Culture & société
Quand le partenaire refuse de reconnaître la souffrance qu’il a causée
Nancy Colier, thérapeute spécialisée, analyse pourquoi certaines femmes cherchent à « récupérer » leur partenaire après avoir exprimé une douleur légitime, au lieu de faire valoir leur besoin de reconnaissance et d’empathie.

Nancy Colier, LCSW, révérende, explore dans cet article la dynamique récurrente où une femme exprime une blessure causée par son partenaire, non pas pour l’accuser, mais pour établir un lien, obtenir une reconnaissance ou un simple « je comprends », et se retrouve face à une réaction défensive, voire hostile.
Dans la première partie de cette série, elle avait décrit le choc éprouvé lorsqu’une demande sincère de compréhension déclenche, en retour, colère et rejet. Beaucoup de femmes en déduisent alors qu’elles ont mal formulé leur douleur — qu’elles auraient dû choisir un autre moment, un autre ton, ou mieux adapter leurs mots à l’état émotionnel de leur partenaire : fatigue, stress, environnement bruyant.
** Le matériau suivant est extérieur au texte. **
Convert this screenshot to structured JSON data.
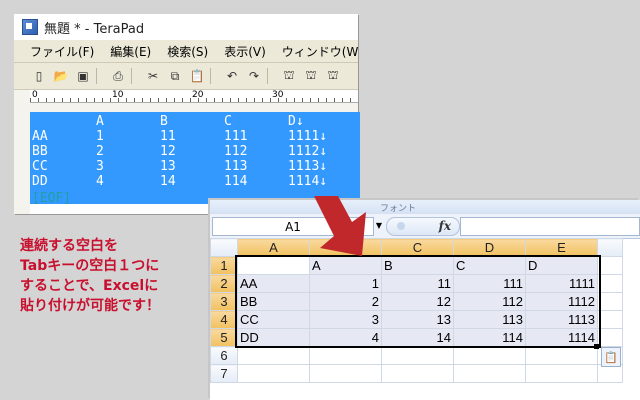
{
  "terapad": {
    "title": "無題 * - TeraPad",
    "menu": [
      "ファイル(F)",
      "編集(E)",
      "検索(S)",
      "表示(V)",
      "ウィンドウ(W"
    ],
    "toolbar_icons": [
      "new-file-icon",
      "open-folder-icon",
      "save-icon",
      "print-icon",
      "cut-icon",
      "copy-icon",
      "paste-icon",
      "undo-icon",
      "redo-icon",
      "find-icon",
      "find-next-icon",
      "replace-icon"
    ],
    "ruler": [
      "0",
      "10",
      "20",
      "30"
    ],
    "lines": [
      [
        "",
        "A",
        "B",
        "C",
        "D↓"
      ],
      [
        "AA",
        "1",
        "11",
        "111",
        "1111↓"
      ],
      [
        "BB",
        "2",
        "12",
        "112",
        "1112↓"
      ],
      [
        "CC",
        "3",
        "13",
        "113",
        "1113↓"
      ],
      [
        "DD",
        "4",
        "14",
        "114",
        "1114↓"
      ]
    ],
    "eof": "[EOF]",
    "selection_color": "#3399ff"
  },
  "excel": {
    "ribbon_text": "フォント",
    "name_box": "A1",
    "fx_label": "fx",
    "columns": [
      "A",
      "B",
      "C",
      "D",
      "E"
    ],
    "rows": [
      [
        "",
        "A",
        "B",
        "C",
        "D"
      ],
      [
        "AA",
        "1",
        "11",
        "111",
        "1111"
      ],
      [
        "BB",
        "2",
        "12",
        "112",
        "1112"
      ],
      [
        "CC",
        "3",
        "13",
        "113",
        "1113"
      ],
      [
        "DD",
        "4",
        "14",
        "114",
        "1114"
      ],
      [
        "",
        "",
        "",
        "",
        ""
      ],
      [
        "",
        "",
        "",
        "",
        ""
      ]
    ],
    "row_numbers": [
      "1",
      "2",
      "3",
      "4",
      "5",
      "6",
      "7"
    ]
  },
  "caption": {
    "lines": [
      "連続する空白を",
      "Tabキーの空白１つに",
      "することで、Excelに",
      "貼り付けが可能です！"
    ],
    "color": "#c8102e"
  },
  "arrow_color": "#c0282b"
}
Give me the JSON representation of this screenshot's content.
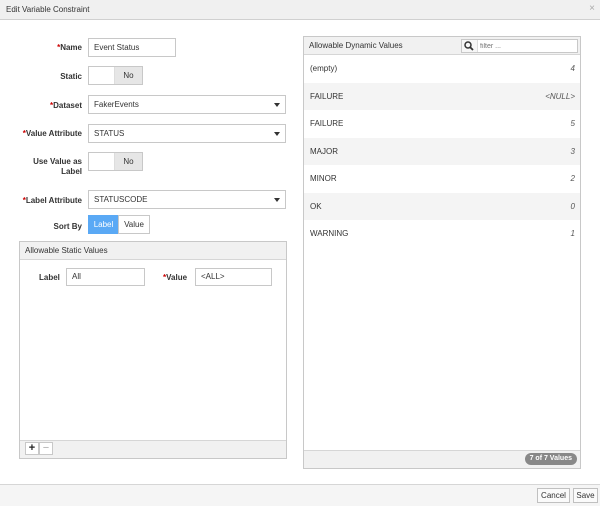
{
  "window": {
    "title": "Edit Variable Constraint",
    "close_glyph": "×"
  },
  "form": {
    "name": {
      "label": "Name",
      "required_mark": "*",
      "value": "Event Status"
    },
    "static": {
      "label": "Static",
      "toggle": "No"
    },
    "dataset": {
      "label": "Dataset",
      "required_mark": "*",
      "value": "FakerEvents"
    },
    "value_attribute": {
      "label": "Value Attribute",
      "required_mark": "*",
      "value": "STATUS"
    },
    "use_value_as_label": {
      "label_line1": "Use Value as",
      "label_line2": "Label",
      "toggle": "No"
    },
    "label_attribute": {
      "label": "Label Attribute",
      "required_mark": "*",
      "value": "STATUSCODE"
    },
    "sort_by": {
      "label": "Sort By",
      "options": [
        "Label",
        "Value"
      ],
      "selected": "Label"
    }
  },
  "static_values": {
    "header": "Allowable Static Values",
    "label_label": "Label",
    "label_value": "All",
    "value_label": "Value",
    "value_required_mark": "*",
    "value_value": "<ALL>",
    "add_glyph": "+",
    "remove_glyph": "−"
  },
  "dynamic_values": {
    "header": "Allowable Dynamic Values",
    "filter_placeholder": "filter ...",
    "rows": [
      {
        "label": "(empty)",
        "count": "4"
      },
      {
        "label": "FAILURE",
        "count": "<NULL>"
      },
      {
        "label": "FAILURE",
        "count": "5"
      },
      {
        "label": "MAJOR",
        "count": "3"
      },
      {
        "label": "MINOR",
        "count": "2"
      },
      {
        "label": "OK",
        "count": "0"
      },
      {
        "label": "WARNING",
        "count": "1"
      }
    ],
    "badge": "7 of 7 Values"
  },
  "footer": {
    "cancel": "Cancel",
    "save": "Save"
  },
  "colors": {
    "accent": "#5aa9f5",
    "required": "#cc0000"
  }
}
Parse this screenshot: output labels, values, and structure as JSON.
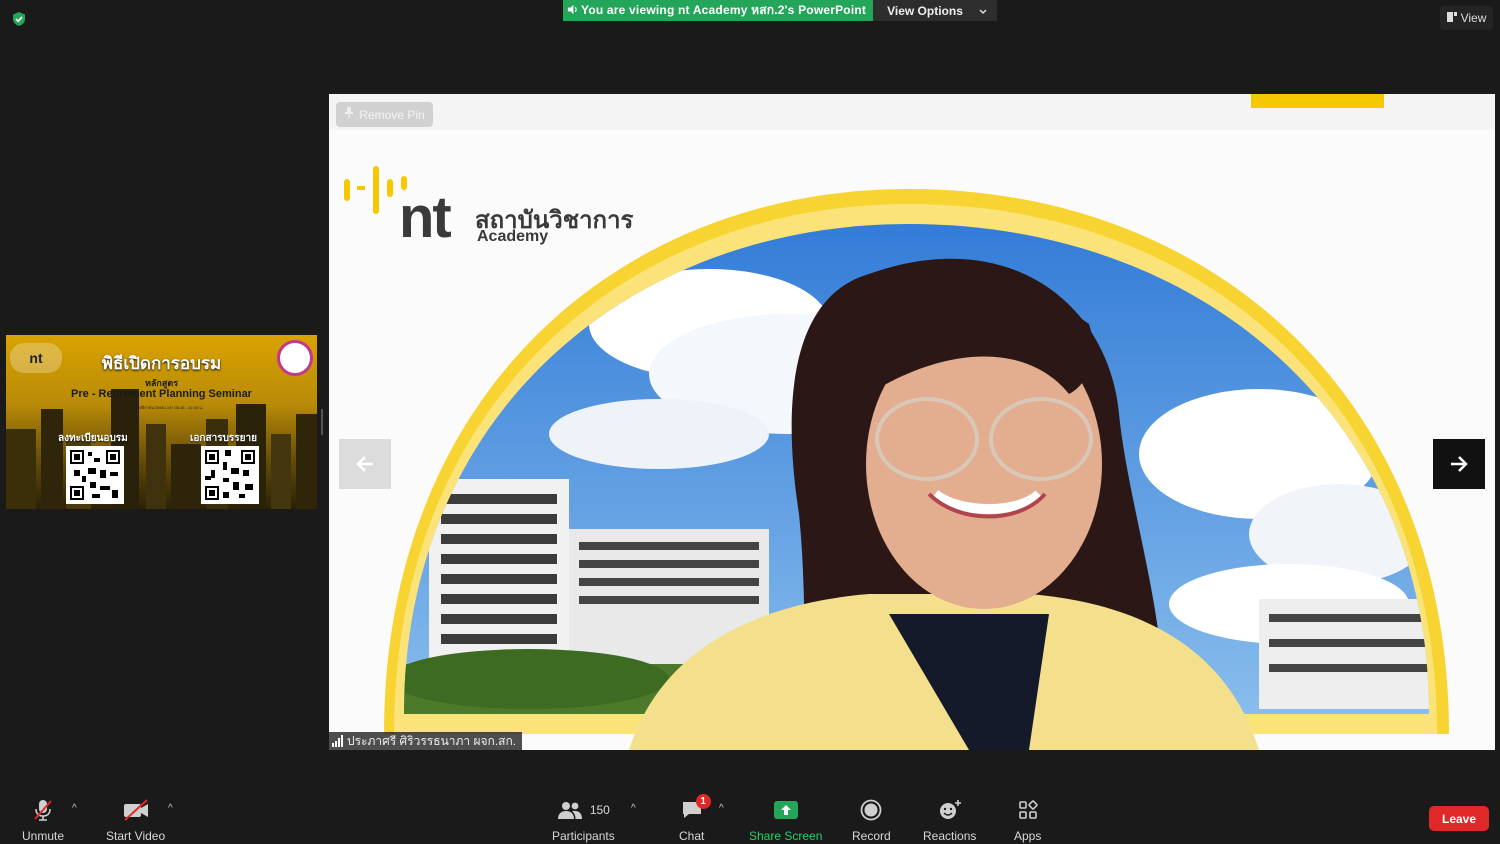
{
  "top": {
    "share_banner": "You are viewing nt Academy หสก.2's PowerPoint",
    "view_options": "View Options",
    "view_label": "View"
  },
  "thumbnail": {
    "logo": "nt",
    "title": "พิธีเปิดการอบรม",
    "course_label": "หลักสูตร",
    "course_name": "Pre - Retirement Planning Seminar",
    "date_line": "วันที่ 20 พฤศจิกายน 2566 เวลา 08.45 - 12.00 น.",
    "qr_left_label": "ลงทะเบียนอบรม",
    "qr_right_label": "เอกสารบรรยาย"
  },
  "video": {
    "remove_pin": "Remove Pin",
    "brand_thai": "สถาบันวิชาการ",
    "brand_en": "Academy",
    "brand_logo": "nt",
    "participant_name": "ประภาศรี ศิริวรรธนาภา ผจก.สก.",
    "prev_icon": "arrow-left-icon",
    "next_icon": "arrow-right-icon"
  },
  "toolbar": {
    "unmute": "Unmute",
    "start_video": "Start Video",
    "participants": "Participants",
    "participant_count": "150",
    "chat": "Chat",
    "chat_badge": "1",
    "share_screen": "Share Screen",
    "record": "Record",
    "reactions": "Reactions",
    "apps": "Apps",
    "leave": "Leave"
  },
  "colors": {
    "share_green": "#23a659",
    "leave_red": "#e02828",
    "background": "#1a1a1a",
    "brand_yellow": "#f6c800"
  }
}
Elles s’attribuent la responsabilité de l’échec de la communication, comme si une expression plus habile aurait inévitablement conduit à la prise de conscience, au remords, à l’empathie.
Cette conviction les pousse à réécrire sans cesse leur discours, à élaborer de nouveaux scénarios pour « bien expliquer » leur souffrance. Elles restent sur ce cycle jusqu’à épuisement verbal, puis réalisent que le problème ne réside pas dans leurs mots, mais dans l’incapacité de leur partenaire à accueillir leur vulnérabilité. À ce stade, une nouvelle stratégie émerge : tenter de « récupérer » le partenaire.
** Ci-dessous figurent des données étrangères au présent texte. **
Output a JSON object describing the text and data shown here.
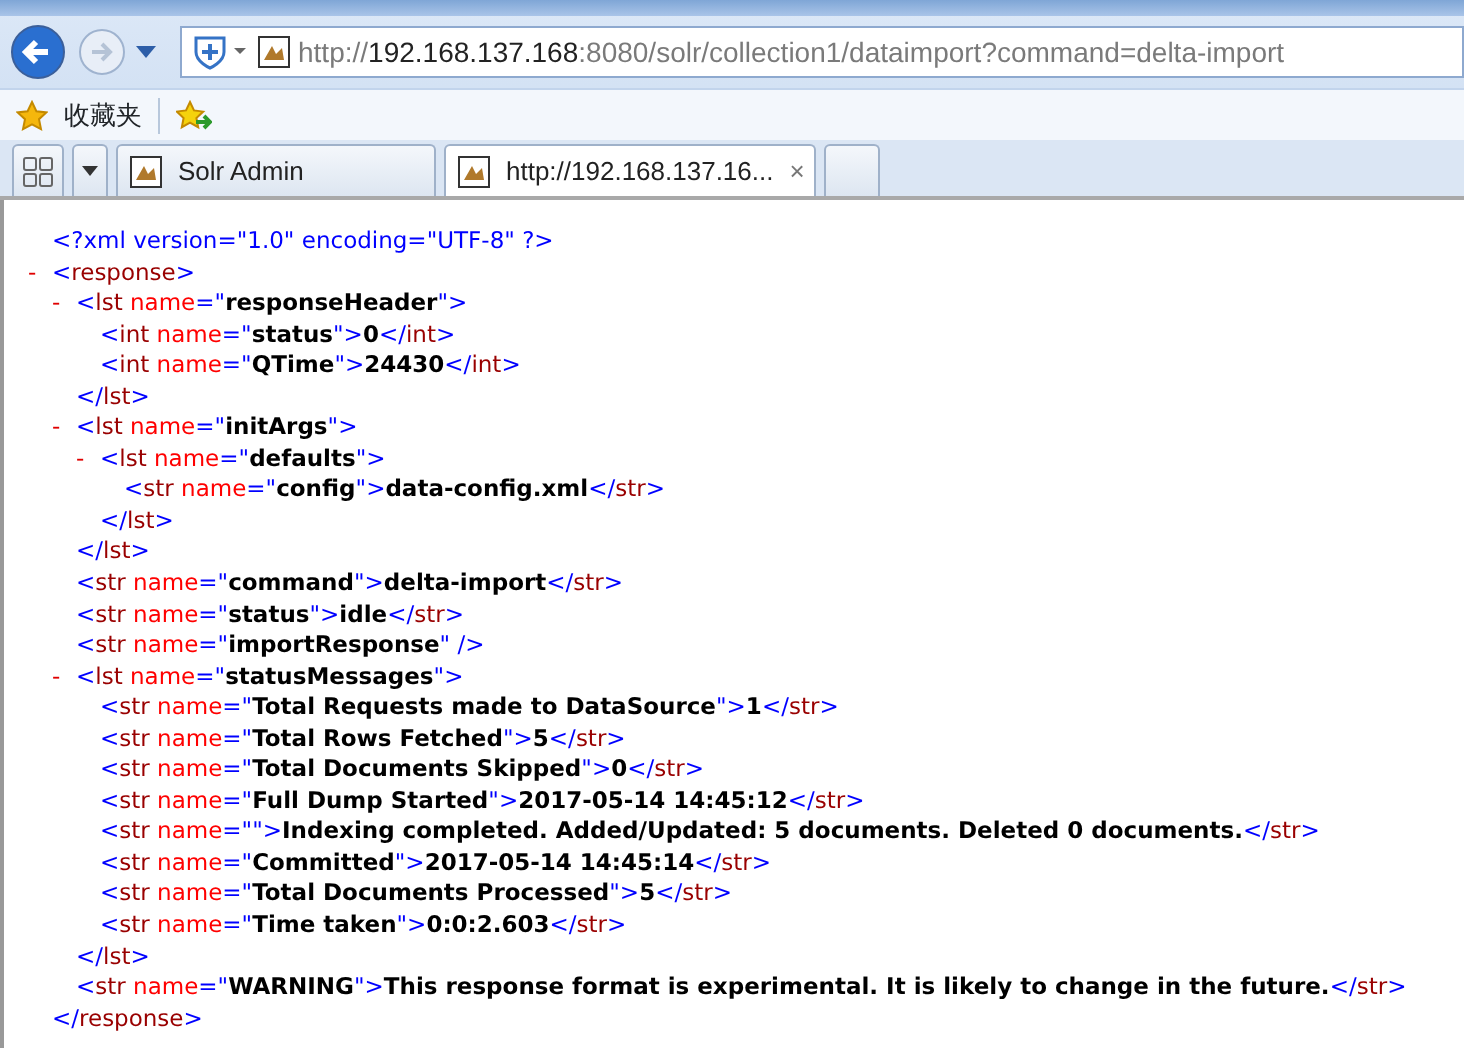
{
  "address_bar": {
    "url": {
      "scheme": "http://",
      "host": "192.168.137.168",
      "rest": ":8080/solr/collection1/dataimport?command=delta-import"
    }
  },
  "favorites_bar": {
    "label": "收藏夹"
  },
  "tabs": [
    {
      "label": "Solr Admin",
      "selected": false
    },
    {
      "label": "http://192.168.137.16...",
      "selected": true,
      "close": "×"
    }
  ],
  "xml_view": {
    "syntax": {
      "lt": "<",
      "lt_close": "</",
      "gt": ">",
      "self_end": " />",
      "eq": "=",
      "quote": "\"",
      "toggle": "-"
    },
    "declaration": "<?xml version=\"1.0\" encoding=\"UTF-8\" ?>",
    "root": {
      "kind": "element",
      "tag": "response",
      "close_tag": "response",
      "expanded": true,
      "children": [
        {
          "kind": "element",
          "tag": "lst",
          "close_tag": "lst",
          "attr": "name",
          "attr_value": "responseHeader",
          "expanded": true,
          "children": [
            {
              "kind": "leaf",
              "tag": "int",
              "close_tag": "int",
              "attr": "name",
              "attr_value": "status",
              "text": "0"
            },
            {
              "kind": "leaf",
              "tag": "int",
              "close_tag": "int",
              "attr": "name",
              "attr_value": "QTime",
              "text": "24430"
            }
          ]
        },
        {
          "kind": "element",
          "tag": "lst",
          "close_tag": "lst",
          "attr": "name",
          "attr_value": "initArgs",
          "expanded": true,
          "children": [
            {
              "kind": "element",
              "tag": "lst",
              "close_tag": "lst",
              "attr": "name",
              "attr_value": "defaults",
              "expanded": true,
              "children": [
                {
                  "kind": "leaf",
                  "tag": "str",
                  "close_tag": "str",
                  "attr": "name",
                  "attr_value": "config",
                  "text": "data-config.xml"
                }
              ]
            }
          ]
        },
        {
          "kind": "leaf",
          "tag": "str",
          "close_tag": "str",
          "attr": "name",
          "attr_value": "command",
          "text": "delta-import"
        },
        {
          "kind": "leaf",
          "tag": "str",
          "close_tag": "str",
          "attr": "name",
          "attr_value": "status",
          "text": "idle"
        },
        {
          "kind": "empty",
          "tag": "str",
          "attr": "name",
          "attr_value": "importResponse"
        },
        {
          "kind": "element",
          "tag": "lst",
          "close_tag": "lst",
          "attr": "name",
          "attr_value": "statusMessages",
          "expanded": true,
          "children": [
            {
              "kind": "leaf",
              "tag": "str",
              "close_tag": "str",
              "attr": "name",
              "attr_value": "Total Requests made to DataSource",
              "text": "1"
            },
            {
              "kind": "leaf",
              "tag": "str",
              "close_tag": "str",
              "attr": "name",
              "attr_value": "Total Rows Fetched",
              "text": "5"
            },
            {
              "kind": "leaf",
              "tag": "str",
              "close_tag": "str",
              "attr": "name",
              "attr_value": "Total Documents Skipped",
              "text": "0"
            },
            {
              "kind": "leaf",
              "tag": "str",
              "close_tag": "str",
              "attr": "name",
              "attr_value": "Full Dump Started",
              "text": "2017-05-14 14:45:12"
            },
            {
              "kind": "leaf",
              "tag": "str",
              "close_tag": "str",
              "attr": "name",
              "text": "Indexing completed. Added/Updated: 5 documents. Deleted 0 documents."
            },
            {
              "kind": "leaf",
              "tag": "str",
              "close_tag": "str",
              "attr": "name",
              "attr_value": "Committed",
              "text": "2017-05-14 14:45:14"
            },
            {
              "kind": "leaf",
              "tag": "str",
              "close_tag": "str",
              "attr": "name",
              "attr_value": "Total Documents Processed",
              "text": "5"
            },
            {
              "kind": "leaf",
              "tag": "str",
              "close_tag": "str",
              "attr": "name",
              "attr_value": "Time taken",
              "text": "0:0:2.603"
            }
          ]
        },
        {
          "kind": "leaf",
          "tag": "str",
          "close_tag": "str",
          "attr": "name",
          "attr_value": "WARNING",
          "text": "This response format is experimental. It is likely to change in the future."
        }
      ]
    }
  }
}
Elles adoptent alors le rôle de celle qui a commis une faute — comme si mentionner la blessure était une accusation injuste, une atteinte à l’intégrité de l’autre. Elles s’excusent, portent la culpabilité, minimisent leur propre douleur et magnifient les qualités supposées de leur partenaire. Ce basculement n’est pas seulement motivé par la culpabilité, mais surtout par la peur : peur de la colère accrue, du retrait, de l’abandon, ou encore des conséquences pratiques — instabilité financière, désorganisation familiale.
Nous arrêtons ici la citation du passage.